Karenanya, secara resmi Bawaslu menghentikan pengusutan kasus pembobolan 21 kotak suara Pilpres 2019 ini. Sentra Gakkumdu tak menemukan niat jahat dalam mens rea kasus ini.
Tak ditemukan pula unsur motif tindakan melawan hukum yang bisa mengarahkan kepada tindak pidana. Gakkumdu hanya menemukan terjadinya pelanggaran administratif pemilu.
"Unsur niat jahat dalam perkara ini tidak ada, ditinjau dari unsur materil peristiwa," jelasnya.
Koordinator Divisi Pengawasan Humas dan Hubungan Antarlembaga Bawaslu Banyumas, Yon Daryono mengatakan tidak adanya niat jahat itu juga diperkuat dengan utuhnya berkas yang dibawa.
"Intinya kami tidak menemukan unsur kesengajaan pidana pemilu. Karena yang bersangkutan, kedua pelaku itu, melakukan kegiatan itu atas perintah Ketua PPK Patikraja. Intinya itu," katanya.
Keterangan kedua pelaku ini juga diperkuat oleh Ketua Panitia Pemilihan Kecamatan (PPK) Patikraja yang memerintahkan perbaikan data. Dalam perintah itu, Ketua PPK secara tegas menyatakan boleh membuka kotak suara. Akan tetapi, yang dimaksud membuka kotak suara, yakni dengan didampingi oleh PPK dan Panwas.
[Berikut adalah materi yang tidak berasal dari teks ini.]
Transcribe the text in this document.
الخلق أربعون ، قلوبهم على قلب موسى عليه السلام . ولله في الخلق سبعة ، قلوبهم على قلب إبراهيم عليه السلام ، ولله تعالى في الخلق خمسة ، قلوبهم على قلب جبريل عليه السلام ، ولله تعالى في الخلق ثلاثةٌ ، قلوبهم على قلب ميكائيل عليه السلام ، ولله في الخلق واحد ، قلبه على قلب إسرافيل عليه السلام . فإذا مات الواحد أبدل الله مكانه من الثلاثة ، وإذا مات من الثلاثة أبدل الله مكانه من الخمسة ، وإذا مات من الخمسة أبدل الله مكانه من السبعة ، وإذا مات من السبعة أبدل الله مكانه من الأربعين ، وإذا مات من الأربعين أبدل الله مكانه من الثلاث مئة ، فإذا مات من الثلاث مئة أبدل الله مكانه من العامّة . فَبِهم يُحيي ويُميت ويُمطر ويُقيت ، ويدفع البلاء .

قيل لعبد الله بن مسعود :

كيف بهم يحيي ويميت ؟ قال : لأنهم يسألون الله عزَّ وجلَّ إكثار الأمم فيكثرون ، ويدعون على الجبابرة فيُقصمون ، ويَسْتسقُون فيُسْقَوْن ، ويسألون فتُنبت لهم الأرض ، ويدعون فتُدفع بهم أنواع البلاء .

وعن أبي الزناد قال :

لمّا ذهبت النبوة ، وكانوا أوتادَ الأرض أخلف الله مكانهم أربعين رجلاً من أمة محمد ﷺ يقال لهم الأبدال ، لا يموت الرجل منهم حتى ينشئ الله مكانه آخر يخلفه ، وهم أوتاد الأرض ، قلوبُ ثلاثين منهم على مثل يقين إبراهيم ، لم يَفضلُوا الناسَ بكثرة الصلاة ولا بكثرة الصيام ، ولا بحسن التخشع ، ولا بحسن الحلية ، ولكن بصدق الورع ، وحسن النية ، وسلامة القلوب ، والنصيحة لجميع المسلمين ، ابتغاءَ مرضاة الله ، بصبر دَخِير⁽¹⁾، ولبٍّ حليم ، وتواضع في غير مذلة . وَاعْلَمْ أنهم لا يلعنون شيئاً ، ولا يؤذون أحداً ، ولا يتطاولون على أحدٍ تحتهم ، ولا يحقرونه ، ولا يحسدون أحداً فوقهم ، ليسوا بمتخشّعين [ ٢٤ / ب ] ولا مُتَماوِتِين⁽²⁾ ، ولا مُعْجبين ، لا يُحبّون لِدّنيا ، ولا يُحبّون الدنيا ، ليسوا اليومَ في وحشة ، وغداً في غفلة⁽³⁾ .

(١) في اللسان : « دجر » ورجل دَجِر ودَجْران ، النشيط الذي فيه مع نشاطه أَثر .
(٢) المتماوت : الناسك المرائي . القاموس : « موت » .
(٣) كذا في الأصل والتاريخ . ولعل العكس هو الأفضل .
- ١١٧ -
Sentra Gakkumdu telah memeriksa lima saksi dalam kasus ini. Sejumlah barang bukti, seperti berkas dan gunting yang digunakan untuk memotong segel kotak suara juga telah disita. Namun, dengan penghentian kasus ini, barang bukti itu sudah dikembalikan ke PPK Patikraja untuk keperluan rekapitulasi suara.
"Ya kalau unsur pidana pemilunya tidak ada, tidak ditemukan oleh Sentra Gakumdu. Hanya unsur pelanggaran administratifnya itu penanganannya di Bawaslu. Itu sedang kita dalami," dia menjelaskan.